Background

Oregon Company (OC) owns and operates two major retail locations in the Portland metro area. Those locations are open to customers 363 days per year, observing only the Christmas and New Year’s Day holidays. This level of operation is difficult in the current labor market, and OC management seeks to find other candidate holidays for closure in order to reduce operating costs while minimizing impacts on customers.

Objective

This analysis seeks to analyze OC sales data (“traffic”) on public holidays, and develop a machine learning model that can accurately profile upcoming holidays and predict their likelihood of seeing relatively lower customer traffic. The goal is to save OC operations costs while having least impact possible on OC customers.

Methods

The analysis is conducted in the following steps.

Data Extraction and Prep

The analysis relies on three distinct sources of data, each of which are obtained and prepped per this notebook.

Data Analysis

OC’s questions heading into the analysis were as follows:

  1. Which holidays (other than New Year’s and Christmas) exhibit the lowest daily customer traffic, and is this robust across locations and customer types?

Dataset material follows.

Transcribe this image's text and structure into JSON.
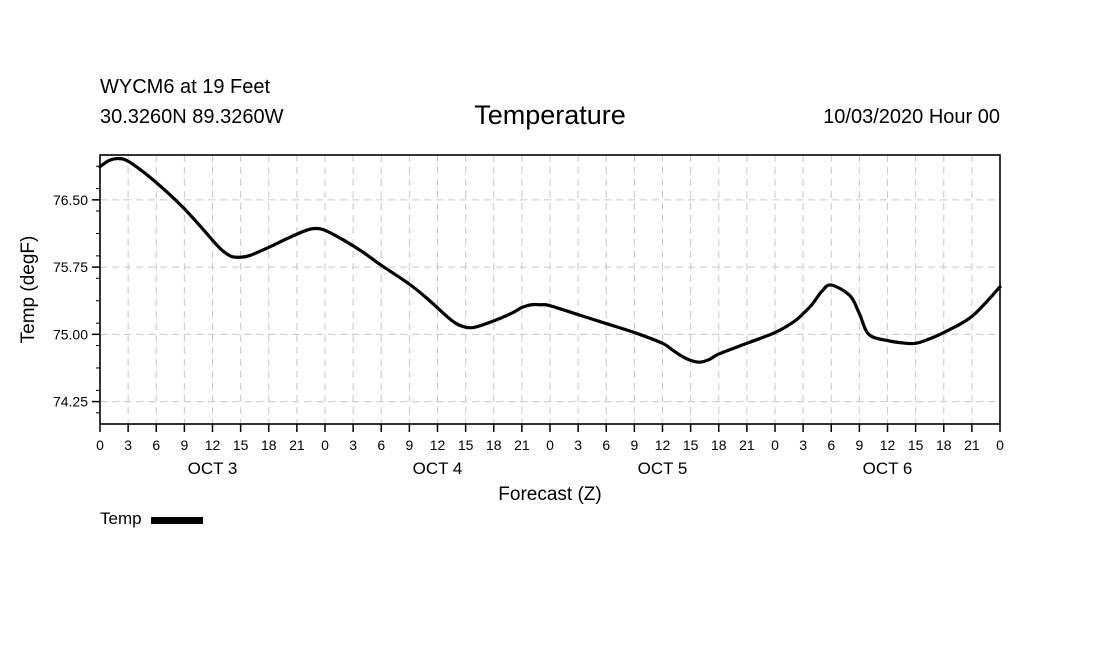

  2. How does daily traffic for each holiday above compare with a similarly-situated, non-holiday business day?

  3. What features of the day contribute to a holiday having relatively lower/higher sales than it’s non-holiday counterpart?

This notebook systematically answers these questions.

Machine Learning

Experiments were conducted to train and evaluate a binary classifier for use in profiling upcoming holidays. This notebook details the model pre-processing, training and evaluation process. The deployed profiling and classfication app is available here.

Results

The best classifier was a random forest, which was found to have high level of accuracy (.79), recall (.85) and precision (.86) on the unseen test set. The results suggest that Thanksgiving Day, Memorial Day, and July 4th all represent good candidate holidays for closure in the upcoming year, and management can rely on the app to quickly profile holidays as needed. This presentation provides a summary of the analysis.

Value Proposition

OC management needs to reduce operations costs while minimizing customer impact. In addition to their current closures on Christmas and New Year’s, OC can be confident that the deployed model will yield accurate predictions of lower sales holidays over the next year. These predictions will help the company reduce costs and minimize impact on their customers. In addition, the model’s lead time of 1 full year gives OC communications staff plenty of time to alert customers of the next year’s holiday closure, if warranted.